Selama pertunjukan, Ruang Tunggu seolah menjadi guru kehidupan. Semua yang ingin disampaikan dalam drama Ruang Tunggu tersampaikan langsung melalui percakapan dua tokoh itu, mereka bermain dengan perasaan dan memori penonton yang menyaksikan. Begitu banyak dialog-dialog yang masih terekam baik-baik di dalam memori. Didukung dengan penokohan para aktor yang mendalam, mulai dari ekspresi, warna suara, gerak-gerik dan entahlah apa sebutannya Teater Senyawa seolah memiliki ciri khas yang menempel pada aktornya ketika memerankan suatu karakter yang hal itu menjadikan saya sebagai penonton betah berlama-lama menyaksikan teater absurd. Jika orang-orang yang putus asa menyaksikan pertunjukan ini, maka karya Adhyra Irianto dan Teater Senyawa ini benar-benar bisa menyelamatkan nyawa seseorang.

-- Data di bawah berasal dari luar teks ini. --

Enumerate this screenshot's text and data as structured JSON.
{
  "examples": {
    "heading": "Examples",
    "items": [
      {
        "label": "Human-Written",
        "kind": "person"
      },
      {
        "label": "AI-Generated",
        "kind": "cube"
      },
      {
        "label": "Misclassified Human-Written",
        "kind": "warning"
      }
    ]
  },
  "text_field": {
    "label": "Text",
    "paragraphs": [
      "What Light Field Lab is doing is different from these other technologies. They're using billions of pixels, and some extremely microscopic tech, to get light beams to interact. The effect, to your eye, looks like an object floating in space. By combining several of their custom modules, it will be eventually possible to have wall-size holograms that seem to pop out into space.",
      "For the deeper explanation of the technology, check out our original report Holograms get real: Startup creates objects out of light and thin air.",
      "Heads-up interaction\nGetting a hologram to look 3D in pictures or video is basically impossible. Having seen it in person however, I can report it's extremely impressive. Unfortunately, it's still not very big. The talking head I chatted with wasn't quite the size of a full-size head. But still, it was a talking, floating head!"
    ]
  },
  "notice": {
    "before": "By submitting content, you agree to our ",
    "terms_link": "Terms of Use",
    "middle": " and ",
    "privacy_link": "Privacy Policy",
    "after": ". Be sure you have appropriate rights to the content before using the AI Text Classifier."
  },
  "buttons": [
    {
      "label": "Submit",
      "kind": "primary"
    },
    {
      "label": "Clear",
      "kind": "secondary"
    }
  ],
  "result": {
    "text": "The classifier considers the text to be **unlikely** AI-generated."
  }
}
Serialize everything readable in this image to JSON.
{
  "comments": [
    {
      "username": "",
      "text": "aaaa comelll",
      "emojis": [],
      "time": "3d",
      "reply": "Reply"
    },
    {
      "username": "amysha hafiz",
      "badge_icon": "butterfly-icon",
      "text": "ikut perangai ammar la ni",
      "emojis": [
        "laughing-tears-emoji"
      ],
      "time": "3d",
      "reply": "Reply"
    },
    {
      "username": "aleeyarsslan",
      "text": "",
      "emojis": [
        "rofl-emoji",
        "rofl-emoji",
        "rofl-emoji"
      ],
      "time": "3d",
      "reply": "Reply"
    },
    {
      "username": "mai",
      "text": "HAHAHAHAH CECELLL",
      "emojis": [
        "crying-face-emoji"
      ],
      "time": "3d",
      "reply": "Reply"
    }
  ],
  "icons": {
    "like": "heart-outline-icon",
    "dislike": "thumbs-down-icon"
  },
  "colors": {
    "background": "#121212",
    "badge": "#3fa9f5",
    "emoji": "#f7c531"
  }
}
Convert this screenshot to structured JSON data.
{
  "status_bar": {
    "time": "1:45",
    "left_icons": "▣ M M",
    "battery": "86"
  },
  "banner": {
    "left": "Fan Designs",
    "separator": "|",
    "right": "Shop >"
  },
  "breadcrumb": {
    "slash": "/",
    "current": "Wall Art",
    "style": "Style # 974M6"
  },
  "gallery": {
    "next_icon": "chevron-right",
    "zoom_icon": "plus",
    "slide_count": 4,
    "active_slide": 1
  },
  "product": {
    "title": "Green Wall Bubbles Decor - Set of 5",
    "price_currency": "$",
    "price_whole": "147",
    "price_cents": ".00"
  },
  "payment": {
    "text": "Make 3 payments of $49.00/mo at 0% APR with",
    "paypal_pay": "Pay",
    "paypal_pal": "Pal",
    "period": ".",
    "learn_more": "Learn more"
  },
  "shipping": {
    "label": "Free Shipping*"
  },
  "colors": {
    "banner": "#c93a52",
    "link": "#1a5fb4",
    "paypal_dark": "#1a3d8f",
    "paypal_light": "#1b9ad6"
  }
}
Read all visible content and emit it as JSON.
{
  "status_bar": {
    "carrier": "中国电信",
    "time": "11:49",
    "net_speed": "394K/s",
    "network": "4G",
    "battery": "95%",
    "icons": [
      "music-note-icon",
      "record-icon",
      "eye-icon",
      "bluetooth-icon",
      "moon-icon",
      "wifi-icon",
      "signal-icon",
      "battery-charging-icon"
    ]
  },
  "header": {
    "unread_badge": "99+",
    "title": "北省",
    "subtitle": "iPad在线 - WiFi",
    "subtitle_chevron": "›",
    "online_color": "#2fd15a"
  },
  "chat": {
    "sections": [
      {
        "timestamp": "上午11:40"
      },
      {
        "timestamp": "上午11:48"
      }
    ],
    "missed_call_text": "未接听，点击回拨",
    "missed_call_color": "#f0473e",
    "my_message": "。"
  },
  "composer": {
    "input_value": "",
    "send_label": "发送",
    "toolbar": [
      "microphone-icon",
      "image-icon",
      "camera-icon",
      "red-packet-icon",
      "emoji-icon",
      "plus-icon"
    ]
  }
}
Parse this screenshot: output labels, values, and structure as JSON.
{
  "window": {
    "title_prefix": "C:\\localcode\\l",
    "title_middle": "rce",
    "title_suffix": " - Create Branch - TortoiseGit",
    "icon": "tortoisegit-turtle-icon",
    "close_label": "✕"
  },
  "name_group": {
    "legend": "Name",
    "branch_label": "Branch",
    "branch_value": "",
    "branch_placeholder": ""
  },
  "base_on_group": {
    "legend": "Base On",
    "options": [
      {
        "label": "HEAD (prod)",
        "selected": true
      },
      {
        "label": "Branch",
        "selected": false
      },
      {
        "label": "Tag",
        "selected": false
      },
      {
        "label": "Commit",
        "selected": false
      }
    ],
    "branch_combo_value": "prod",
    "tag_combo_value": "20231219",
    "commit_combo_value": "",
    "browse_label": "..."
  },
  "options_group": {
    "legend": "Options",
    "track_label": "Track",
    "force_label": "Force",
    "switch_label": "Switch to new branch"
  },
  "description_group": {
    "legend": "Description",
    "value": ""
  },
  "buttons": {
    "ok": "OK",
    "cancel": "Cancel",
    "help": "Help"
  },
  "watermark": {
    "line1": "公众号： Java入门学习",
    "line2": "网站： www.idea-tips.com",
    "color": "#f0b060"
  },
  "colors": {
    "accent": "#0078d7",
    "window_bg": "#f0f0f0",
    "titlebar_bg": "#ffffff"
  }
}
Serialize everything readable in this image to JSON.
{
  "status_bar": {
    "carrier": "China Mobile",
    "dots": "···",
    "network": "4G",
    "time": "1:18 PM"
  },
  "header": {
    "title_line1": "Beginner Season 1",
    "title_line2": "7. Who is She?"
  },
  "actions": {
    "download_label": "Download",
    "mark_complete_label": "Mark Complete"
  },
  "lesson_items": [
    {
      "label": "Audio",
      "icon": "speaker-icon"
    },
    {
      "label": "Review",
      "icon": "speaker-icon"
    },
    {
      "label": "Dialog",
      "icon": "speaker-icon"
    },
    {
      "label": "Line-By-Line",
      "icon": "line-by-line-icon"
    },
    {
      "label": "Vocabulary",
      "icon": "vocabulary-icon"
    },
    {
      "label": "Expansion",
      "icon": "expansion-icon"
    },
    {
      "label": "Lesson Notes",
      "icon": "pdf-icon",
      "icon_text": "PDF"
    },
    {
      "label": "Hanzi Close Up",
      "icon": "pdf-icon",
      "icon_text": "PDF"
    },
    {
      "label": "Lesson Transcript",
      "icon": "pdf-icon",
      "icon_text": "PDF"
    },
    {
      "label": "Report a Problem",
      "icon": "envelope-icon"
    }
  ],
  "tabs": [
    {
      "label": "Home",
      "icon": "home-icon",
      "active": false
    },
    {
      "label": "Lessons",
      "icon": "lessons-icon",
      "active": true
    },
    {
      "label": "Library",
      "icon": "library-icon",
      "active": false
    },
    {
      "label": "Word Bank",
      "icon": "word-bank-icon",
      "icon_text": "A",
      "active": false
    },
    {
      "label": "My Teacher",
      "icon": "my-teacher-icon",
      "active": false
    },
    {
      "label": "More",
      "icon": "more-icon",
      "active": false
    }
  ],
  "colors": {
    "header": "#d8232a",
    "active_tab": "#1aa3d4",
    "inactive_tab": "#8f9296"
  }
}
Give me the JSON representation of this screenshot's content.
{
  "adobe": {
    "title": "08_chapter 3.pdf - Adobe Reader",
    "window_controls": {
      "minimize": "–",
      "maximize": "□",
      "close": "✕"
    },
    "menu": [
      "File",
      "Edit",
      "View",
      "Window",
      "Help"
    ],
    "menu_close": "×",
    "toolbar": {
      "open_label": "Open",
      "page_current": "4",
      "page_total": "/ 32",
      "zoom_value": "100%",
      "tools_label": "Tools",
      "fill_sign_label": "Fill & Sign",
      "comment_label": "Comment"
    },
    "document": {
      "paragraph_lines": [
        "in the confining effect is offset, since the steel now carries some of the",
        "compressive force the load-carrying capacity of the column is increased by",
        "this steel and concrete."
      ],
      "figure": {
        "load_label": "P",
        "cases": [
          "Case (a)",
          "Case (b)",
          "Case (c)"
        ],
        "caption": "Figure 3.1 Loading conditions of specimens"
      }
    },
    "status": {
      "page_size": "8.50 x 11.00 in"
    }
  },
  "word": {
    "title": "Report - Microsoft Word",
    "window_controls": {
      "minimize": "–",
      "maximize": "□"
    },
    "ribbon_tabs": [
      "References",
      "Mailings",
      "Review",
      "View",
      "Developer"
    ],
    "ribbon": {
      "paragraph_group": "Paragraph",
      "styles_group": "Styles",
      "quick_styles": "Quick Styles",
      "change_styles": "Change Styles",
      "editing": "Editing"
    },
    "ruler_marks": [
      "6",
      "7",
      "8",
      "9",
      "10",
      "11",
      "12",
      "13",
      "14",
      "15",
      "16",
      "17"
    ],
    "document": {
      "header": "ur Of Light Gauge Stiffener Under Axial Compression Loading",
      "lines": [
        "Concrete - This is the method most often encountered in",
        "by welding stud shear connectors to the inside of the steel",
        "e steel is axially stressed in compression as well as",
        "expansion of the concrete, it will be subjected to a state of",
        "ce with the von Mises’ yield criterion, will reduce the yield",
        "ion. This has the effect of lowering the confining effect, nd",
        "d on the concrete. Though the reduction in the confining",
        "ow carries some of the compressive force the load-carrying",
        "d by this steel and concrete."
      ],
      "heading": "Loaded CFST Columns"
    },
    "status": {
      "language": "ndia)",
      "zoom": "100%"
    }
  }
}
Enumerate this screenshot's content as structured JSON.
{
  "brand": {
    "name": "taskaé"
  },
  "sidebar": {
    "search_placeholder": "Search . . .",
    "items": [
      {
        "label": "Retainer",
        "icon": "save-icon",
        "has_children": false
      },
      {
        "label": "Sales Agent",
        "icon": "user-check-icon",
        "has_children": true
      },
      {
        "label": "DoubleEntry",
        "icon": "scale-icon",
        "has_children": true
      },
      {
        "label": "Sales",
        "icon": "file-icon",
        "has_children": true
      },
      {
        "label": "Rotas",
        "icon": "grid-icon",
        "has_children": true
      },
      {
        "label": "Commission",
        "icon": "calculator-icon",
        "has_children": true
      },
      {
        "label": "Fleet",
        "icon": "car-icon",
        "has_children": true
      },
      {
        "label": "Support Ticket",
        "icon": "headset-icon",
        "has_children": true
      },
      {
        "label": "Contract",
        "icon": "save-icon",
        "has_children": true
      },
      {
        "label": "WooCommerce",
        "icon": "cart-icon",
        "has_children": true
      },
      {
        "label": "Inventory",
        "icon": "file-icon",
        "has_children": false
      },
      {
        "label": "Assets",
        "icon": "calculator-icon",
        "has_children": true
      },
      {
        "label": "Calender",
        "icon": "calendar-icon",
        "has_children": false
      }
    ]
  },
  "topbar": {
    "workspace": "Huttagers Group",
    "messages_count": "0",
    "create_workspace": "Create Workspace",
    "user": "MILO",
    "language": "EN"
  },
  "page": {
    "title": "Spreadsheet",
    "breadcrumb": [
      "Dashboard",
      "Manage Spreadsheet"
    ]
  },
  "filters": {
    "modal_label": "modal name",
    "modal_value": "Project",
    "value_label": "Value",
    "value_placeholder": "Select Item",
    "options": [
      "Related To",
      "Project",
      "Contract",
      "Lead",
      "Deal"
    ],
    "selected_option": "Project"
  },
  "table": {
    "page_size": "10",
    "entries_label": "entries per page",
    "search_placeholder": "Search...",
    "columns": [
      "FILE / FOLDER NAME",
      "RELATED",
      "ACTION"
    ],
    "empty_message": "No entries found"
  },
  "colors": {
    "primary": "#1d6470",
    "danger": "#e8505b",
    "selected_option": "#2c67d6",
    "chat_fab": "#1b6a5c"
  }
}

Ruang Tunggu mengajarkan tentang bahwa kehidupan ini hanya menunda kekalahan, bahwa kita sebenarnya telah dihukum oleh ketidakpastian sejak kita lahir tidak semua pertanyaan memiliki jawaban, “yang entahlah biarlah selamanya menjadi entahlah” kemudian kebebasan itu tidak pernah benar-benar ada, di samping itu mengajarkan kita bagaimana menikmati hidup dan merasakan kebahagiaan.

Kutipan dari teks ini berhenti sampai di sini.